County Health Officer: ‘Monkey pox is not a big threat to the general population’ | New






TIPPECANOE COUNTY, Ind. (WLFI) – Tippecanoe County reported its first cases of monkeypox Thursday.

According to Tippecanoe County Health Director Dr. Gregory Loomis, he’s not surprised and had been expecting it for a while.

Dr Loomis said monkeypox is a very different situation from COVID-19. Monkeypox is a known disease that has been around for decades.

Dr Loomis adds that no deaths have been recorded in the United States so far and that the three cases in Tippecanoe County are extremely mild.

“We are aware of this [disease] since, well, 1957,” Loomis said. “We have vaccines for it, we have tests to identify it and we have antivirals. So we’re already, what, a year ahead of the game?”

Monkeypox is not very contagious through air droplets. To contract it without skin-to-skin contact, one would need to be exposed for about three hours, according to Loomis.

The main symptom of monkeypox is the atypical lesions that appear on the skin.

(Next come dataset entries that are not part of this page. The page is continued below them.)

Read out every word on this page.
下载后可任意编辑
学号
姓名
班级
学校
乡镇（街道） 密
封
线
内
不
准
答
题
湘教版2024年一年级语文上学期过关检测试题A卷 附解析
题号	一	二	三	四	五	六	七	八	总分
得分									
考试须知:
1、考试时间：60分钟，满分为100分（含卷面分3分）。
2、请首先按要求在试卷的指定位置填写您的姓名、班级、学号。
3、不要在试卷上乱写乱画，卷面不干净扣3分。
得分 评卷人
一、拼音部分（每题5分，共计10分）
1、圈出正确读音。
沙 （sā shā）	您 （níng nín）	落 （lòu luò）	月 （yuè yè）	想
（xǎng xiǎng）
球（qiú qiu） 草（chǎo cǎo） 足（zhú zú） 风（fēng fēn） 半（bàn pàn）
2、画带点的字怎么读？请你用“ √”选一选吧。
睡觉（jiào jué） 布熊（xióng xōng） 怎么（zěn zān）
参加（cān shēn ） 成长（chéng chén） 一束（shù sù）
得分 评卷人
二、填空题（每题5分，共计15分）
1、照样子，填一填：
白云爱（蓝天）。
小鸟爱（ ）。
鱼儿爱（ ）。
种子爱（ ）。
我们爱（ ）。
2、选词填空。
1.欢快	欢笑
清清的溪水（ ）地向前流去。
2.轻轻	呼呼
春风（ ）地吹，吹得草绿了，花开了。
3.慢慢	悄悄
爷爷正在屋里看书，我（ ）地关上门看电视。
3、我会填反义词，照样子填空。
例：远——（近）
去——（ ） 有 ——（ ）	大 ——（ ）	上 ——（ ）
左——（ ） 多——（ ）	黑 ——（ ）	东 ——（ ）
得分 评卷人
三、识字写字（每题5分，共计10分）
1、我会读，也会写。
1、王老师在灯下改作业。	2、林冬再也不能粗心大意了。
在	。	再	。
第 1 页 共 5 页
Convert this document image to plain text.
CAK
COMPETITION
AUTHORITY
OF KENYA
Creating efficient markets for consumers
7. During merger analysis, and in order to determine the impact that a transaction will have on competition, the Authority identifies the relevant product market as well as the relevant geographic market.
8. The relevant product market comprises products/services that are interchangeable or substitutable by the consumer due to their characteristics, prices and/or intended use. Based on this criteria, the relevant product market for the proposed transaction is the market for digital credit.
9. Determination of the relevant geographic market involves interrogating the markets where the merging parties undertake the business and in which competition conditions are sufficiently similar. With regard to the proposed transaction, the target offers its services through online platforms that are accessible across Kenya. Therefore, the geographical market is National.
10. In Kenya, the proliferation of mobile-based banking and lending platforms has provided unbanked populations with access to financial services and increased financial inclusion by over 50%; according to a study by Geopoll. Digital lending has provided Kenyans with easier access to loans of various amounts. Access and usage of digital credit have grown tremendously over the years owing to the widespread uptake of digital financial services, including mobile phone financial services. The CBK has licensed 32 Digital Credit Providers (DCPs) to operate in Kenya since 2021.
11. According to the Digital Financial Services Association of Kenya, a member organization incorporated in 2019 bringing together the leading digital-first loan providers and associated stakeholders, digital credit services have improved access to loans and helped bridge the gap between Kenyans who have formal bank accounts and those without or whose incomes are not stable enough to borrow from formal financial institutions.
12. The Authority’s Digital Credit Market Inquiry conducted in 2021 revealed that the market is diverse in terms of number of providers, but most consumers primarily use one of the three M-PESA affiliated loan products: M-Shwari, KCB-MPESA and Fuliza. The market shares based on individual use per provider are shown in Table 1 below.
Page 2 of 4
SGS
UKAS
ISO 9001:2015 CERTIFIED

“But in this particular case, it’s not a respiratory virus,” Loomis said. “It’s a virus that is caught by skin-to-skin contact or exposure to the lesions themselves, or exposure to the sheets or clothing of anyone with a documented infection.”

The vaccines are rolling out in Indiana and are in Phase 1 of 3, being currently available to those most at risk. Although those most at risk of contracting the virus are homosexuals, anyone can test positive.

However, Dr Loomis said this virus can be contained and the general public should not be concerned.

“Yeah, I don’t think the general population needs to worry about that,” Loomis said. “And I might add if I may, I don’t think students going back to school have anything to worry about. I think it will be something that will eventually be contained. [But] we will see more cases. We knew we would.”

It is recommended that if someone has the typical lesions of monkeypox, call a primary care physician or visit the health department for testing and advice.

Dr. Loomis emphasized that monkeypox would not become a pandemic like COVID-19, but he said it is something that can create pandemic-like panic and is something he would like to avoid.